Sources: Wall Street Journal, AI-Monitor

That Pezeshkian was allowed to run at all, having been previously barred by Iran’s Guardian Council, suggests the regime now sees him as a “safe bet.” Compared with ultraconservative Jalili, “[v]otes for [Pezeshkian] were not necessarily hope for the better, but fear of the worst,” a director at conflict abatement non-profit Crisis Group told the Wall Street Journal. By lavishing praise on the Supreme Leader Ayatollah Khamenei, and campaigning on a program of modest social reform, Pezeshkian styled himself as a welcome alternative to hardliners while toeing the regime’s line, AI-Monitor’s Tehran correspondent wrote.

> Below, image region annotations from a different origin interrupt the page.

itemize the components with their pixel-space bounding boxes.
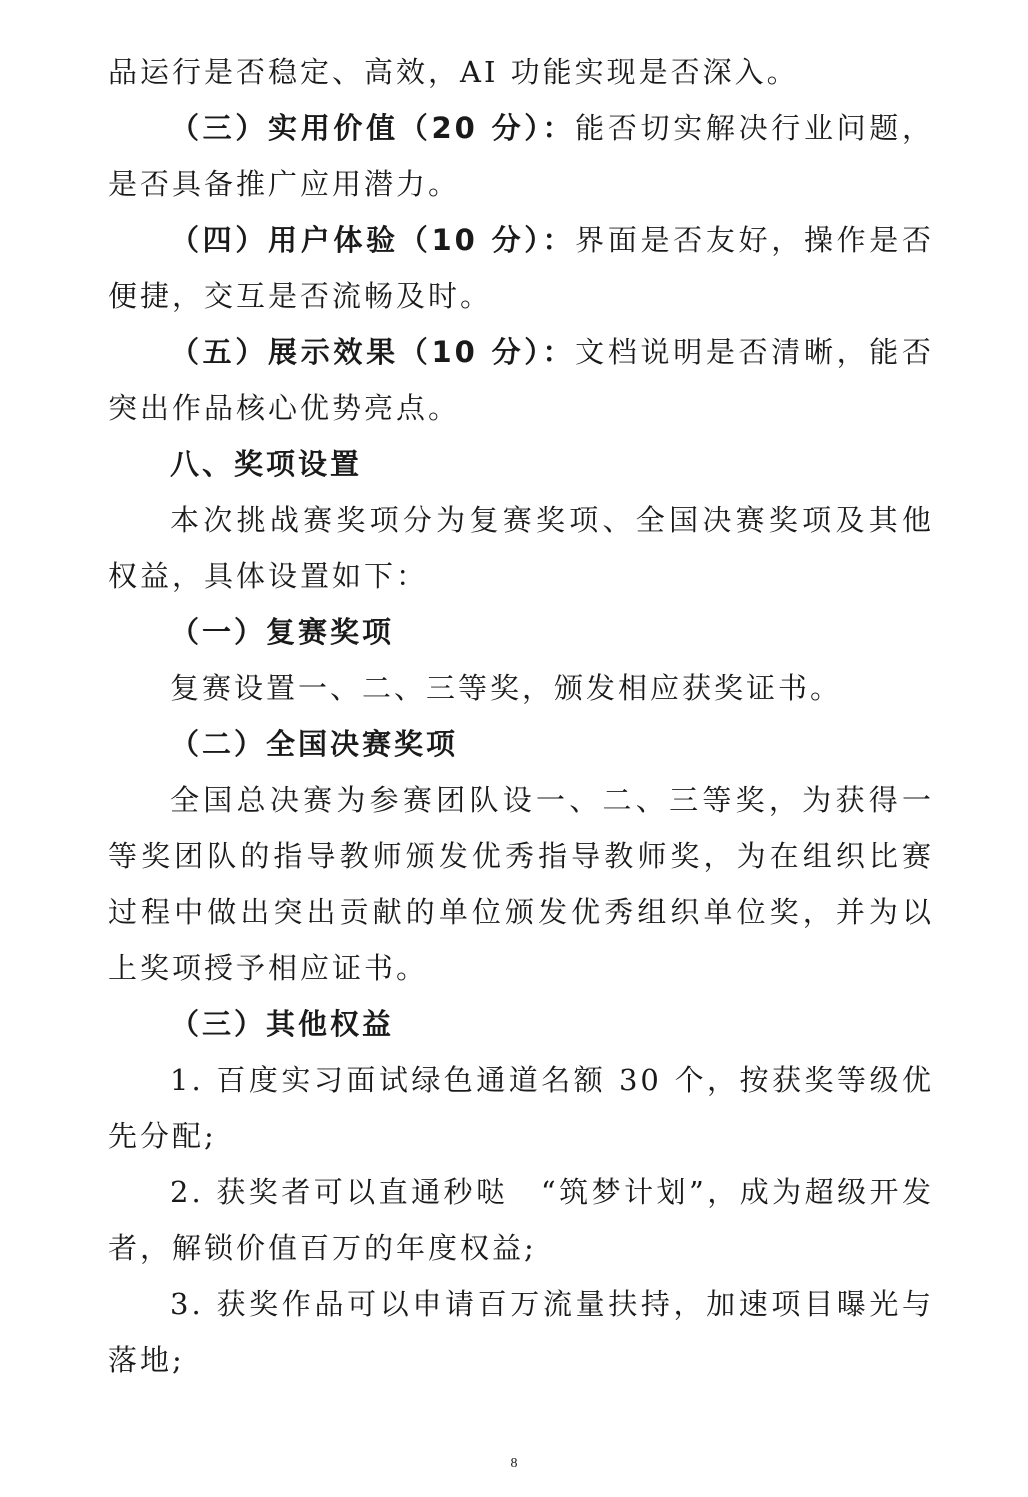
criterion-label: （三）实用价值（20 分）： (170, 111, 576, 145)
subheading-other-benefits: （三）其他权益 (170, 1007, 395, 1041)
criterion-text: 能否切实解决行业问题，是否具备推广应用潜力。 (108, 111, 934, 201)
list-item-dream-plan: 2. 获奖者可以直通秒哒 “筑梦计划”，成为超级开发者，解锁价值百万的年度权益; (108, 1175, 934, 1265)
page-number: 8 (510, 1456, 518, 1471)
paragraph-performance-tail (108, 44, 934, 100)
list-item-internship: 1. 百度实习面试绿色通道名额 30 个，按获奖等级优先分配; (108, 1063, 934, 1153)
criterion-text: 文档说明是否清晰，能否突出作品核心优势亮点。 (108, 335, 934, 425)
criterion-label: （四）用户体验（10 分）： (170, 223, 576, 257)
paragraph-practical-value (108, 100, 934, 212)
list-item-traffic-support: 3. 获奖作品可以申请百万流量扶持，加速项目曝光与落地; (108, 1287, 934, 1377)
paragraph-final-awards: 全国总决赛为参赛团队设一、二、三等奖，为获得一等奖团队的指导教师颁发优秀指导教师奖，为在组织比赛过程中做出突出贡献的单位颁发优秀组织单位奖，并为以上奖项授予相应证书。 (108, 783, 934, 985)
paragraph-user-experience (108, 212, 934, 324)
paragraph-awards-intro: 本次挑战赛奖项分为复赛奖项、全国决赛奖项及其他权益，具体设置如下： (108, 503, 934, 593)
paragraph-text: 品运行是否稳定、高效，AI 功能实现是否深入。 (108, 55, 799, 89)
paragraph-presentation (108, 324, 934, 436)
section-heading-awards: 八、奖项设置 (170, 447, 363, 481)
subheading-semifinal-awards: （一）复赛奖项 (170, 615, 395, 649)
criterion-label: （五）展示效果（10 分）： (170, 335, 576, 369)
paragraph-semifinal-awards: 复赛设置一、二、三等奖，颁发相应获奖证书。 (170, 671, 843, 705)
subheading-final-awards: （二）全国决赛奖项 (170, 727, 459, 761)
criterion-text: 界面是否友好，操作是否便捷，交互是否流畅及时。 (108, 223, 934, 313)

Pezeshkian’s victory opens a small window of opportunity for the West

Sources: Critical Threats Project, Responsible Statecraft

It’s unclear how much leash Khamenei will give Pezeshkian to pursue new nuclear negotiations with the West, given the Supreme Leader’s support for domestic production and a call for the President-Elect to continue his predecessor Ebrahim Raisi’s policies, analysts at the US-based Critical Threats Project wrote. However, it was Iran’s former reformist president, Hassan Rouhani, who helped negotiate the 2015 nuclear deal with the US, a columnist argued in Responsible Statecraft, a publication from US think tank the Quincy Institute — Pezeshkian could do similar. In turn, the US could use his election as a means to restart the dialogue on nuclear and the region at large — conversations that a potential second Trump administration could continue, if only to score political points, he added.